2. Events occurring with individual systems are fundamentally random. We will never know more than their probabilities. Quantum mechanics is the best possible (but not all-powerful) tool to describe nature.
Some things are hard to grasp, but it isn't that hard. These discussions never end.
It seems some people are allergic to probabilities and that resorting to probabilites is somehow a defeat? Probability and bayesian logic is ultimately just a generalization boolean logic.
Sometimes one simply can't answer a question with a yes or a no. Sometimes the CORRECT answer is a maybe. And there are certain degrees of maybe. It really doesn't have to be more weird than that?

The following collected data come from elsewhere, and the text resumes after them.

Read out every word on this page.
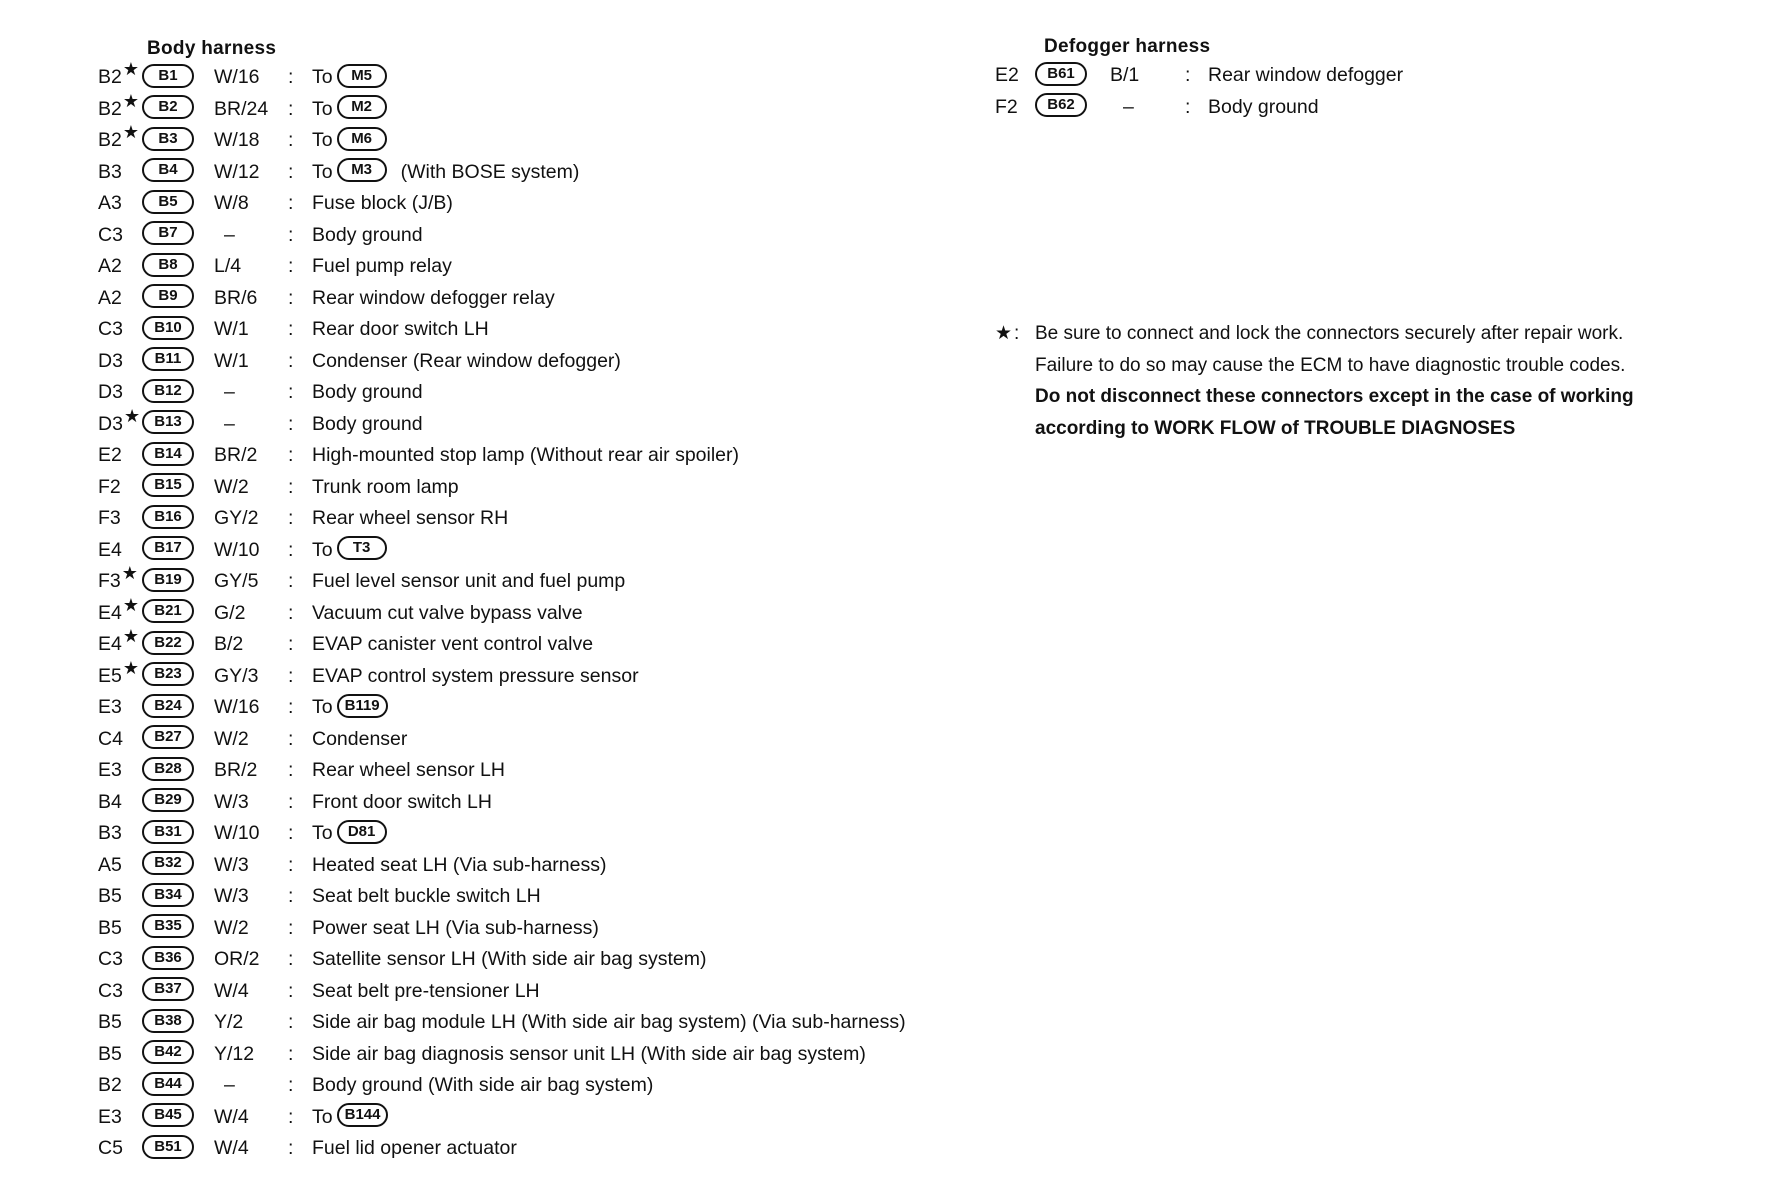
Body harness
B2★	B1	W/16 : To M5
B2★	B2	BR/24 : To M2
B2★	B3	W/18 : To M6
B3	B4	W/12 : To M3 (With BOSE system)
A3	B5	W/8 : Fuse block (J/B)
C3	B7	–	: Body ground
A2	B8	L/4 : Fuel pump relay
A2	B9	BR/6 : Rear window defogger relay
C3	B10	W/1 : Rear door switch LH
D3	B11	W/1 : Condenser (Rear window defogger)
D3	B12	–	: Body ground
D3★ B13	–	: Body ground
E2	B14	BR/2 : High-mounted stop lamp (Without rear air spoiler)
F2	B15	W/2 : Trunk room lamp
F3	B16	GY/2 : Rear wheel sensor RH
E4	B17	W/10 : To T3
F3★	B19	GY/5 : Fuel level sensor unit and fuel pump
E4★	B21	G/2 : Vacuum cut valve bypass valve
E4★	B22	B/2 : EVAP canister vent control valve
E5★	B23	GY/3 : EVAP control system pressure sensor
E3	B24	W/16 : To B119
C4	B27	W/2 : Condenser
E3	B28	BR/2 : Rear wheel sensor LH
B4	B29	W/3 : Front door switch LH
B3	B31	W/10 : To D81
A5	B32	W/3 : Heated seat LH (Via sub-harness)
B5	B34	W/3 : Seat belt buckle switch LH
B5	B35	W/2 : Power seat LH (Via sub-harness)
C3	B36	OR/2 : Satellite sensor LH (With side air bag system)
C3	B37	W/4 : Seat belt pre-tensioner LH
B5	B38	Y/2 : Side air bag module LH (With side air bag system) (Via sub-harness)
B5	B42	Y/12 : Side air bag diagnosis sensor unit LH (With side air bag system)
B2	B44	–	: Body ground (With side air bag system)
E3	B45	W/4 : To B144
C5	B51	W/4 : Fuel lid opener actuator
Defogger harness
E2	B61	B/1 : Rear window defogger
F2	B62	–	: Body ground
★ : Be sure to connect and lock the connectors securely after repair work.
Failure to do so may cause the ECM to have diagnostic trouble codes.
Do not disconnect these connectors except in the case of working
according to WORK FLOW of TROUBLE DIAGNOSES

Does someone find this weird?
Does someone feel that yes or no, are the scientific answers, and maybe is not? Then go back to the scientific method and think again. I have a feeling that's where this confusion starts. I might even want som updates, improvements in the poppian ideals that ideas are falsified. The falsification should not be restricted to a boolan condition, it must be improved to degrees of belief, or nothing makes sense to me at least. Unlike what might seem the case, this is not only about human philosophy and irrelevant to physics.
> We will never know more than their probabilities.
I think even the probability we can't know exactly. You can't go out in a lab and make a simple measurement on a probability and get an exact value. The finite measurement have a deep implication IMO, if this is going to get near consistent.
There are also deep problems with the frequentist interpretation because the pictured ensmble is simply unreal. It can easily be imagined by a mathematician, but that's not the problem. We need interfaces with reality, and experimental contact.
I suspect that the further insight, may partly satisfy both sides. The fundamental fuzz is also a possibility! Meaning that catogoric statements as fundamental random, doesn't make complete sense.